One clear trend in pharmaceutical production is the increased demand for collaborative robots (cobots). Tasks include dosing, mixing, counting, dispensing, inspecting, and marking medications in pharmaceutical laboratories. Their cost-effectiveness and ease of programming means cobots are at home in both large and small facilities and multi-labs.
COLLABORATIVE ROBOTS (COBOTS)
Working alongside humans cobots can relieve people of monotonous, tiring, and stressful tasks. They are more reliable and consistent and complete repetitive tasks with complete accuracy. They increase the efficiency and quality of human work and help protect sterile environments from contamination.
For example, Mitsubishi Electric’s cobot, the MEFLA ASSISTA, has a surface that prevents dirt traps and is easy to clean. It also achieves a repeat accuracy of ±0.03 mm, close to that of the company’s industrial robots (±0.02mm).
Cobots are simple to control and programme by the operator and are also portable for quick redeployment. By changing the hand/actuator they can move between different tasks, and their inherent safety features, mean they work alongside human operators without danger.
COOPERATIVE ROBOTS WITHOUT PHYSICAL PROTECTIVE BARRIERS
Some applications mean production robots operate at high speed. But stopping them can impact productivity, as the robot must stop before an operator approaches. Furthermore, after an emergency stop or if a protective barrier opens, it may need a complex restart procedure.
To protect humans without stopping production line robots, optical safety systems replace physical barriers. For example, laser scanners watch defined zones around the robots. If a human enters the outer zone, a speed reduction function slows the robot down. If they continue into the area where there is a danger of direct contact with the robot, it stops immediately. Once the area is clear, the robot automatically resumes its tasks at normal speed.
Mitsubishi Electric offers a solution with its MELFA SafePlus technology. Safety activated sensors limit the speed, range of movement or torque of the robot. This allows operators to work in safety near a moving robot.
Artificial intelligence (AI) is another trend impacting the pharmaceutical sector. In robotics, AI ensures a safe response to unforeseen and non-programmed situations. It also provides predictive and preventative maintenance information on the robot’s condition to the operators.
AI technology is also offered within Mitsubishi Electric’s MELIPC edge computing solution. They act as a gateway between the plant floor and the higher-level systems to monitor and analyse data from the shop floor level (data mining).
EDGE COMPUTING TECHNOLOGY
The data mining of production data helps producers improve their overall equipment effectiveness (OEE). It provides them with real-time data for improving their processes. But when it is also business-sensitive data needing secure handling, edge computing provides a local solution. It enables prompt internal evaluation of sensitive batch and production data within pharmaceutical manufacturing.
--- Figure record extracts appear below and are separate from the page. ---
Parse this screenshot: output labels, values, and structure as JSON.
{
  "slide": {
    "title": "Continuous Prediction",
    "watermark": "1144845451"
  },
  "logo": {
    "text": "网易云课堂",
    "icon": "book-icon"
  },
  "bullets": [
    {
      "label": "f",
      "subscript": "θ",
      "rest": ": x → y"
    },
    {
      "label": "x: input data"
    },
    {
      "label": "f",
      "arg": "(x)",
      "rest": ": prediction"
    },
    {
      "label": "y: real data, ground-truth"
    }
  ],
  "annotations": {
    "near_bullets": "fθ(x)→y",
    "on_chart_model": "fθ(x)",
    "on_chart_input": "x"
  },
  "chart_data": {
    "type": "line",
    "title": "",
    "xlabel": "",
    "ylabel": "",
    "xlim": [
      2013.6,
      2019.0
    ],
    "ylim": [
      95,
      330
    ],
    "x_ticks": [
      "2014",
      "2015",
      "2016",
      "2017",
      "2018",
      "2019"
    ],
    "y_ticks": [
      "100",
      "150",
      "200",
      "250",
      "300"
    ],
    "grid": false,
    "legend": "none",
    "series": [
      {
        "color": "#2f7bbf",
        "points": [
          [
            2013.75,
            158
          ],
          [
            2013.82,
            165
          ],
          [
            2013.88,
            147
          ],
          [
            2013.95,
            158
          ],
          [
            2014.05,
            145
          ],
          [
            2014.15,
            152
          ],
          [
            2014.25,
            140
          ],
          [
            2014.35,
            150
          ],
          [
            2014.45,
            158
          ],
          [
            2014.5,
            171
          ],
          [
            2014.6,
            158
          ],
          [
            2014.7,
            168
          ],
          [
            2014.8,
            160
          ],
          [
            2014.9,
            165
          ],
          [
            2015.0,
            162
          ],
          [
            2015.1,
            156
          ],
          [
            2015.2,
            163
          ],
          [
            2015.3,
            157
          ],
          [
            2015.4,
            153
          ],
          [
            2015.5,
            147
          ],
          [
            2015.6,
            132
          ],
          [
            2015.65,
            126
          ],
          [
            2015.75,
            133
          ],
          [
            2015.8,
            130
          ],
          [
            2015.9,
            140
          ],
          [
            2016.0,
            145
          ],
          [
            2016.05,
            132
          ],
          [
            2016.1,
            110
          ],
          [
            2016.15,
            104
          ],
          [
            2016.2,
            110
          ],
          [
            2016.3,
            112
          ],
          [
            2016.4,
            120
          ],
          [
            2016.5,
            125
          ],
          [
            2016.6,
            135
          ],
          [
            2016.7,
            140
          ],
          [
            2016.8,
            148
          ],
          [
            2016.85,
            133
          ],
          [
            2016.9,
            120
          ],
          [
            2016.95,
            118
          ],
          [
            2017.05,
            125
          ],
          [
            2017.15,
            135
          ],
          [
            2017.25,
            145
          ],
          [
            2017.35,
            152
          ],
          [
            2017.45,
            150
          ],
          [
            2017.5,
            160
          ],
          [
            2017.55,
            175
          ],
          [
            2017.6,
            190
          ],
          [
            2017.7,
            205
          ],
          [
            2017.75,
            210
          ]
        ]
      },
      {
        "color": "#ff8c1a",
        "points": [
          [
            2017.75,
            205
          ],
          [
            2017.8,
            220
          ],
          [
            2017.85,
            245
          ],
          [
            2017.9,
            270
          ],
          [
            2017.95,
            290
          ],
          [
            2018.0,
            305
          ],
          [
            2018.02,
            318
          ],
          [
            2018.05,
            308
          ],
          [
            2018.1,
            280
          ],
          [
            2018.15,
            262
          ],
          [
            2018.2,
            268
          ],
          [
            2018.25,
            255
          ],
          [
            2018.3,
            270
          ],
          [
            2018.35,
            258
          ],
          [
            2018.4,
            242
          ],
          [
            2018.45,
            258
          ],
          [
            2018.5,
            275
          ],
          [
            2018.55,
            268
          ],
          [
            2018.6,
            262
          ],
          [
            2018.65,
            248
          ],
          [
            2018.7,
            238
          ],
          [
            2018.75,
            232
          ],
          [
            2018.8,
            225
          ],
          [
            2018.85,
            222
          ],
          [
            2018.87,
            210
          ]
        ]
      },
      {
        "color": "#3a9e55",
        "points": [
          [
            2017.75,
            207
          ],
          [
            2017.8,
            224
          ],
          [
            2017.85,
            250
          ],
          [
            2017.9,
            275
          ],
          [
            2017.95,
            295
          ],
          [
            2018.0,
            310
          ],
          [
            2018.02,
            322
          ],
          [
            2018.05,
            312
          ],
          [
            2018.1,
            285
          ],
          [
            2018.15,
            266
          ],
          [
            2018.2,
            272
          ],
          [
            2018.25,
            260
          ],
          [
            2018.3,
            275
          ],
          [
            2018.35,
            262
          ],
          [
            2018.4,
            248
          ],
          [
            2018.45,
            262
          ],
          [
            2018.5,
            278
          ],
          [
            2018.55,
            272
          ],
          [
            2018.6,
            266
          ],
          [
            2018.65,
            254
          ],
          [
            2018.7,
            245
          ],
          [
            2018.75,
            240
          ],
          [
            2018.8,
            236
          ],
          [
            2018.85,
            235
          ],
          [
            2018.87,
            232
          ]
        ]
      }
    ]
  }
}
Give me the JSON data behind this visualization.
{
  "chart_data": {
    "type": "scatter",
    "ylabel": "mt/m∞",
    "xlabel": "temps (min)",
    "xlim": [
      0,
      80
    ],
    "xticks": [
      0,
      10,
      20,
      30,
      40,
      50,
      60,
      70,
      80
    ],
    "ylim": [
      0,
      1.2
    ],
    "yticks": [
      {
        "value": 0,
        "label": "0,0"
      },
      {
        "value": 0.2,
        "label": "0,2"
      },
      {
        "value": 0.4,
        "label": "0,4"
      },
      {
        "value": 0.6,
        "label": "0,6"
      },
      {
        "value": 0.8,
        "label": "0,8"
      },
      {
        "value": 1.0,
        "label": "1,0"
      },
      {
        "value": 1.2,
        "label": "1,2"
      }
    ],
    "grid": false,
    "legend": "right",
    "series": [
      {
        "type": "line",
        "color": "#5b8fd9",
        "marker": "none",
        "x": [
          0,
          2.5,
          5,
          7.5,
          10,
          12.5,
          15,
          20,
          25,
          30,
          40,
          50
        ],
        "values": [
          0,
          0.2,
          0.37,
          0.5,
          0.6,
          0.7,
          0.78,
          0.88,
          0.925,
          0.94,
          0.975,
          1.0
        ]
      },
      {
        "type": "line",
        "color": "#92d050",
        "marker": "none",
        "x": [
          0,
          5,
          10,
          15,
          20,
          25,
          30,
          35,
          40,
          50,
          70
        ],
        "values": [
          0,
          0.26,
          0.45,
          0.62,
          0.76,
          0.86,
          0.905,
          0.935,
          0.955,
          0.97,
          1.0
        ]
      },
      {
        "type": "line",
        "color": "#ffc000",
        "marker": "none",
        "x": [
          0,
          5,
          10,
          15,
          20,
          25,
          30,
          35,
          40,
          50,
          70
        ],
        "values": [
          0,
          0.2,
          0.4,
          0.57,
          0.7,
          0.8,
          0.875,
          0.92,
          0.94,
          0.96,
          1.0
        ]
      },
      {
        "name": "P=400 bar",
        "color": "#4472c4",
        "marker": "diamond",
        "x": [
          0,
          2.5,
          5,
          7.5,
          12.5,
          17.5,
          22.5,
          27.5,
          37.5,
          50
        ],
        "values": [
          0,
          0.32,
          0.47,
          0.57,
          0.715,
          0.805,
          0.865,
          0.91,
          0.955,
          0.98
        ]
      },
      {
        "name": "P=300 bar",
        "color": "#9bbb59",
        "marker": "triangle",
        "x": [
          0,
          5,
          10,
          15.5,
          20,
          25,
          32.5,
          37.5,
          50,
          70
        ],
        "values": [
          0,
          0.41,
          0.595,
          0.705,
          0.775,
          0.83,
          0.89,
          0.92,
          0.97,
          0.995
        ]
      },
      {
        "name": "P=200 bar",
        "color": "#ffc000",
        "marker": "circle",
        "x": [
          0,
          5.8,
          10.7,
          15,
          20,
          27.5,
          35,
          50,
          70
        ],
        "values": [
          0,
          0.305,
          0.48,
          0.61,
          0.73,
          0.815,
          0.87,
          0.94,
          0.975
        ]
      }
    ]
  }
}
OEE is also affected by the efficiency of the production line itself, which is reliant on the condition and operating profile of devices. Edge computing solutions like MELIPC provide valuable information for analysis. Extracting this provides the basis of predictive maintenance strategies for reducing service costs and unplanned downtime.
Adopting these technologies benefits the pharmaceutical production sector, boosting output and efficiency. They are available, accessible, and economic to adopt.